Talvez se considere que, em meio a tanta vida vivida e despida,
“nenhuma vida” terá sido na realidade vivida. No entanto, será através do
acompanhamento do seu percurso que o estimado leitor se deparará com outros
fenómenos sociais de verídico registo, nomeadamente o famigerado movimento dos
“indignados” (2011), que um pouco por toda a Europa se fez sentir. Embora tenha
tomado partido nos tumultos de Paris (provavelmente evocando aqueles que em
2009 se sucederam), somente quando retorna a uma Lisboa prostrada nas “garras”
do Fundo Monetário Internacional é que Tiago Manuel decide justificar o seu
íntimo impulso interventivo. Assim, abraça a causa política e a luta social
que, censurável para alguns, se assume em contornos não propriamente pacíficos.

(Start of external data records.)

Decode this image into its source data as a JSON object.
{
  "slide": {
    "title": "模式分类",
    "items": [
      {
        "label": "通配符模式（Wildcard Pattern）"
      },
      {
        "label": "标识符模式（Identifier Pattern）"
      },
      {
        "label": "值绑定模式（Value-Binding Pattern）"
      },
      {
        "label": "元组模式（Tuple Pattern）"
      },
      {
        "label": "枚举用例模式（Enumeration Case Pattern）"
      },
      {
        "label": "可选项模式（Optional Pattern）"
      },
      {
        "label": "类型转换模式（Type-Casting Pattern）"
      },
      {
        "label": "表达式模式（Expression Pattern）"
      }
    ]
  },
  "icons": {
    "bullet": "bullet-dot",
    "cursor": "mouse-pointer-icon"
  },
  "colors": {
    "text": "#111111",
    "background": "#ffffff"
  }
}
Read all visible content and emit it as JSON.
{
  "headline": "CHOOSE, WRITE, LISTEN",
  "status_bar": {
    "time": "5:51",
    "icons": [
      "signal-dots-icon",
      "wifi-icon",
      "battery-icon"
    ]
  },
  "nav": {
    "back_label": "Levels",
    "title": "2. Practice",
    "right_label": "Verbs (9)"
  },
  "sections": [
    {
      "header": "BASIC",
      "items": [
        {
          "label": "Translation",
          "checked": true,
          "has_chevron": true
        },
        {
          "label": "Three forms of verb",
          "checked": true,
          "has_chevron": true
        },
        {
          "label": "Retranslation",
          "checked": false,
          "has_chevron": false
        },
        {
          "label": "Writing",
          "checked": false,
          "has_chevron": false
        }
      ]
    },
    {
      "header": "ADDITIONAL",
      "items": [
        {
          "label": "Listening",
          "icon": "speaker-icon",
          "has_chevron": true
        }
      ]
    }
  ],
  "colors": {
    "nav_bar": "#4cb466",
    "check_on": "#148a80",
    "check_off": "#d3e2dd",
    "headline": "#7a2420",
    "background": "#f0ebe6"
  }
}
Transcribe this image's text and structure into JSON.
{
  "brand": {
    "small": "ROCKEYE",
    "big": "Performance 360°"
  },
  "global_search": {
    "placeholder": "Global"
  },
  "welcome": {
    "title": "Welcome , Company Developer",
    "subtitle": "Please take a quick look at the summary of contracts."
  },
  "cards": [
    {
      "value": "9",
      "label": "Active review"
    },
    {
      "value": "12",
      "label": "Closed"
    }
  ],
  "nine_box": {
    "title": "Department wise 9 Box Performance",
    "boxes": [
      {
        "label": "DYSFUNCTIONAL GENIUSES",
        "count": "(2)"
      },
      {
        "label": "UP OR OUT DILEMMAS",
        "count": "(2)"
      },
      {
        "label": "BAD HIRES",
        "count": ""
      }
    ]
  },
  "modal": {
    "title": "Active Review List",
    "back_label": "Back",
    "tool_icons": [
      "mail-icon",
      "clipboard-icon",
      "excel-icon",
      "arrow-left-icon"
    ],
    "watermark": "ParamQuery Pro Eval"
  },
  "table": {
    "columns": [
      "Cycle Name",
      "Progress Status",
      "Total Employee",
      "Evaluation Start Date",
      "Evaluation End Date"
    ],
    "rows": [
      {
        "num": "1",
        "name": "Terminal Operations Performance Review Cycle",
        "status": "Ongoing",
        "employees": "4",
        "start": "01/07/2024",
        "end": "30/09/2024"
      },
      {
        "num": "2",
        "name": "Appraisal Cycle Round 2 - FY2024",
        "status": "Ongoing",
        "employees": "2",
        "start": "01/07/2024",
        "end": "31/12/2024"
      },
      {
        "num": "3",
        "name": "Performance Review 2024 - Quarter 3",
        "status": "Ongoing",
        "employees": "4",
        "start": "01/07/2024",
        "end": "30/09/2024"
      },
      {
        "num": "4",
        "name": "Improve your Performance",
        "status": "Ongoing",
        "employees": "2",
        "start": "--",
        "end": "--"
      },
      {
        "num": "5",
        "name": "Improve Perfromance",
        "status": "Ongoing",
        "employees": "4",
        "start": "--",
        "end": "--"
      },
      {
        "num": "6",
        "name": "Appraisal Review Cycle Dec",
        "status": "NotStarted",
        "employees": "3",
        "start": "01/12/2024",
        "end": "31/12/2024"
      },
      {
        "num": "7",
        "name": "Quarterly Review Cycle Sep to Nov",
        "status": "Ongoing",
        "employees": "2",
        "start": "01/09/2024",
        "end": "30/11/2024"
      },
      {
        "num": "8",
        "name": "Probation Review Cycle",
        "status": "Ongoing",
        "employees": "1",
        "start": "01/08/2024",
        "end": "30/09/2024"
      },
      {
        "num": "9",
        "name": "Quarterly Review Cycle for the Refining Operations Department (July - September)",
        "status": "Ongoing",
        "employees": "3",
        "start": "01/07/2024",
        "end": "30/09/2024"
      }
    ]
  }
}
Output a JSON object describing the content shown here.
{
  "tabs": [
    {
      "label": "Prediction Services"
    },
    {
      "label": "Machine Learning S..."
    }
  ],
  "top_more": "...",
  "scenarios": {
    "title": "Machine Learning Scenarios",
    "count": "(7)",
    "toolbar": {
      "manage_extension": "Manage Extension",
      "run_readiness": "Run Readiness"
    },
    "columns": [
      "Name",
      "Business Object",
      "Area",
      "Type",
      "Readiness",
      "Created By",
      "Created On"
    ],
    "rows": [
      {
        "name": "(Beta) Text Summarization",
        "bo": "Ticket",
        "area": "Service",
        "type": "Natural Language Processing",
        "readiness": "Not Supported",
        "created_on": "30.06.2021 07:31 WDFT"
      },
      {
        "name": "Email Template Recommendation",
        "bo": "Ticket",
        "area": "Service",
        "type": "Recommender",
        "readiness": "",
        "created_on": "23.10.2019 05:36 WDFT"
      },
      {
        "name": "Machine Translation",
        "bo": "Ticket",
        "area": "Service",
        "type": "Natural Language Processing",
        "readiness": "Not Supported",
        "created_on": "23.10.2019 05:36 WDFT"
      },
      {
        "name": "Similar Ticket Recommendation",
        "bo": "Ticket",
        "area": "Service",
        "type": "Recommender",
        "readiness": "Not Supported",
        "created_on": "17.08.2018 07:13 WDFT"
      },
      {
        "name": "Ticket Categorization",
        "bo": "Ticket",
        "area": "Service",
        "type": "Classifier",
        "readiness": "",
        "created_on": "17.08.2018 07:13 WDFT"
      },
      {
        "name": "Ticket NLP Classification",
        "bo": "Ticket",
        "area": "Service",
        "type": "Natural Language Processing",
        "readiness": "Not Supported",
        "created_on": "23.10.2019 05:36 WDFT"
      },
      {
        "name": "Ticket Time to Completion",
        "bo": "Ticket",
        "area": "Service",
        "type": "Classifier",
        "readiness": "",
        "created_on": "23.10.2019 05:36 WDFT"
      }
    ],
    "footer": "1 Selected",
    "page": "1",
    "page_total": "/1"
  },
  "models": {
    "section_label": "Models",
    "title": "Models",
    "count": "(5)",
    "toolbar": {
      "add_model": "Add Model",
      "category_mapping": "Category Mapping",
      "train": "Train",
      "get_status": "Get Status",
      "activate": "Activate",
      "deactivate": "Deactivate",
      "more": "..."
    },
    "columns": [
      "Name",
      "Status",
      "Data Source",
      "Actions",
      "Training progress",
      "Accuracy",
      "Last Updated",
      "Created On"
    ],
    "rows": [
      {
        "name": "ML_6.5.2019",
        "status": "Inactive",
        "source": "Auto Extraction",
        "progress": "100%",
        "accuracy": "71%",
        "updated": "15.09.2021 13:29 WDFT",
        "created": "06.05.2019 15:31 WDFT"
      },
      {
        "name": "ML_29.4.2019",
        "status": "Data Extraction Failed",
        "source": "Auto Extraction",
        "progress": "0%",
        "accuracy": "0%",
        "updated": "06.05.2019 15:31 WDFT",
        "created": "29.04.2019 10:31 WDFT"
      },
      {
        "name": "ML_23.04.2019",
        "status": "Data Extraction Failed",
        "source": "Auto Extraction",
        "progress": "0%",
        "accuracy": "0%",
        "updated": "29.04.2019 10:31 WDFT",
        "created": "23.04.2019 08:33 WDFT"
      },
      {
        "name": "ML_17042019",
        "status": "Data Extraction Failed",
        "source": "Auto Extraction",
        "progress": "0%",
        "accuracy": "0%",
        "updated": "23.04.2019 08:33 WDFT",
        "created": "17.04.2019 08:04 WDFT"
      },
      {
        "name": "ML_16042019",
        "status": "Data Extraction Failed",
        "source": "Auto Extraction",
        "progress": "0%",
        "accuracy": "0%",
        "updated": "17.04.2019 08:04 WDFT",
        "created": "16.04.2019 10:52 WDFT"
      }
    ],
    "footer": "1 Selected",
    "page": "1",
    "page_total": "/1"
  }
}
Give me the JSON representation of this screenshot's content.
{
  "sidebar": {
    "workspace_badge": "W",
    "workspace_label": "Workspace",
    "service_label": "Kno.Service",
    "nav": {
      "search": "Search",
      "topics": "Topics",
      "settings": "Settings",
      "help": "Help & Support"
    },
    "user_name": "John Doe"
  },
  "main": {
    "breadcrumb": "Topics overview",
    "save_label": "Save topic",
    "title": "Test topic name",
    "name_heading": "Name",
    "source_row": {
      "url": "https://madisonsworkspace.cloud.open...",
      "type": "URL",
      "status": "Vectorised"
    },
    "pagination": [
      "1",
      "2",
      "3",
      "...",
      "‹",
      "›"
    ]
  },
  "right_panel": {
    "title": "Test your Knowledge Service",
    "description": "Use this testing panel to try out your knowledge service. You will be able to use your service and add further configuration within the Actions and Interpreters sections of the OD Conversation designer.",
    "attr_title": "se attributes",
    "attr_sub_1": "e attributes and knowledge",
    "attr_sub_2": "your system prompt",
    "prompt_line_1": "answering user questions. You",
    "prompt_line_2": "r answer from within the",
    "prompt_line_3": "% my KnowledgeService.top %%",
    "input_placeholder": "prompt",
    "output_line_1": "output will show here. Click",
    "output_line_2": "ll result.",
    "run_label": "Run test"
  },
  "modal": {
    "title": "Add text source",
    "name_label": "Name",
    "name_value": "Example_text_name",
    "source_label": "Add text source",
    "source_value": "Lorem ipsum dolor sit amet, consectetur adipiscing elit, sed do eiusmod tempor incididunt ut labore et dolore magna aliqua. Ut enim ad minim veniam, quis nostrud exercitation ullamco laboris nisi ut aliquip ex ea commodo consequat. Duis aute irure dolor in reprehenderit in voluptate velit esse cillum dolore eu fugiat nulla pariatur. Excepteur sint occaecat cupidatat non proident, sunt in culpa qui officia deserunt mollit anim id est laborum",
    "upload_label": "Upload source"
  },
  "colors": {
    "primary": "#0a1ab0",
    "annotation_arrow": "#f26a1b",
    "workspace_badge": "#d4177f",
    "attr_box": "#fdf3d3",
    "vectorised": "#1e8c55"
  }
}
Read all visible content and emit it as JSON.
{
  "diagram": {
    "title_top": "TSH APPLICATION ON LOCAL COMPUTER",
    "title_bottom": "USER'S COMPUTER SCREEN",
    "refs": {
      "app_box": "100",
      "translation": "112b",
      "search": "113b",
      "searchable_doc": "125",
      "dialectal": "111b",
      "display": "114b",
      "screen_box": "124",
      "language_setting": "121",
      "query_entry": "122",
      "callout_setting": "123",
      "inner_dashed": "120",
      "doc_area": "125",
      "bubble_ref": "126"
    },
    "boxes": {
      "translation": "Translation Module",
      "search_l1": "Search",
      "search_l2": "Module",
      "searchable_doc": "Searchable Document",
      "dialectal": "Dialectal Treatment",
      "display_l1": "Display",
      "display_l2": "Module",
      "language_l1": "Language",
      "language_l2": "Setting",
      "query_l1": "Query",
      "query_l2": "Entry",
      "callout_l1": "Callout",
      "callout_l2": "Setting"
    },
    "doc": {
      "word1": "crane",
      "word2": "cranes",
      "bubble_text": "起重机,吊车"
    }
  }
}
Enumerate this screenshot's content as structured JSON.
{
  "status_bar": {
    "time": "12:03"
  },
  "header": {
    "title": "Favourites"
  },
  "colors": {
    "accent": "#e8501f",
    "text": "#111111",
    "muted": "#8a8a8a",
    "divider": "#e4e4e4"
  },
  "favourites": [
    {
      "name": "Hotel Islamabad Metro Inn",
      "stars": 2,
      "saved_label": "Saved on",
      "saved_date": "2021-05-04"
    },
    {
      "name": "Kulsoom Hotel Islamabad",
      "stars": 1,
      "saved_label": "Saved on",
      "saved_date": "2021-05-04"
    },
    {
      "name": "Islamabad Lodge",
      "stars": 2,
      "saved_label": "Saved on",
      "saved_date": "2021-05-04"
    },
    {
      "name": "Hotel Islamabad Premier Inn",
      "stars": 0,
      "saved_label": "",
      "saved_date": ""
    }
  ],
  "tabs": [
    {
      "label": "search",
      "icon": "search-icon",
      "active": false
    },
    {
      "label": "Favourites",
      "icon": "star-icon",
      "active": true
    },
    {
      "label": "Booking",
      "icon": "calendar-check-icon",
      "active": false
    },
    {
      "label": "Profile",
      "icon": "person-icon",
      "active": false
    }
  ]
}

Num desses episódios, por exemplo, humilha fisicamente a personagem que se
inspira no anterior ministro das Finanças português, aquele que tanto azedume
instigou na consideração da maioria dos portugueses: Vítor Gaspar. Embora no
romance adquira o nome de Vítor Melchior, a referência é óbvia. Mais tarde, em
Berlim, ultrapassando uma dolorosa tragédia pessoal, Tiago Manuel, por esta
altura um autêntico “anjo devastador”, conhece um outro palco de destaque.
A
descrição é translúcida e, de certo modo, crua em sua essência: “de pistola em
punho a ceifar sem contemplações” uns ditos “fascistas” que se opunham a uma
suposta crise de escassez. Nessa cidade conhecerá Heloísa, personagem que de um
frémito extasiante o conquista para tempos depois sucumbir às mãos irónicas do
cruel destino. Também nesse instante o romance conhecerá o seu desfecho, num
tempo, diga-se, de concepção meramente profética, já que os episódios agora
relatados remetem-nos para um hipotético futuro próximo (destituição de Angela
Merkl e do seu governo e tomada de posse de uma facção esquerdista alemã de
intenções progressistas).
Urbano
caracteriza bem este trabalho quando o considerou “um texto algumas vezes duro
e agressivo, mas onde também têm cabimento a ternura e o amor, que são o
esplendor da vida”. Na verdade, em Nenhuma vida, como condimento adicional,
Urbano explora as “valências de Eros” como poucas vezes o fez. Em todo o caso,
sobressai da imagem final do romance a ideia que a terrena existência não passa
de uma confusa ilusão, plena de dor e de prazer, onde a efemeridade de tudo só
magoa aquele que a vive. Talvez por isso, em seu instante derradeiro Tiago
consegue obter uma certa dose de serenidade (não seria toda a fúria um íntimo
apelo ao amor?), ainda que nenhuma certeza tivesse quanto àquilo que para si se
seguiria. Mas, transcendentalismos à parte, emerge deste trabalho uma imagem e
direcção política que Urbano pareceu querer confidenciar nos pensamentos da sua
personagem principal: “uma sociedade socialista (…) aberta a todas as crenças
religiosas, com uma ampla margem de tolerância, e até de respeito, em mínima
escala, pela iniciativa privada. Assim seja! Assim será”.
Pouco depois, num
misto de crítica subtil, invoca a figura de Mário Soares, histórico político
português, antigo Primeiro-Ministro e Presidente da República, e dele faz o
implementador (não obstante os seus quase noventa anos de idade) de um regime
europeu de «pequenos estados de economia mista». Como se vê, Urbano tentaria
formular em sua história o ideal mais profundo que o terá habitado, na esperança
(quem o sabe?) que o mesmo pudesse servir de solução política efectiva.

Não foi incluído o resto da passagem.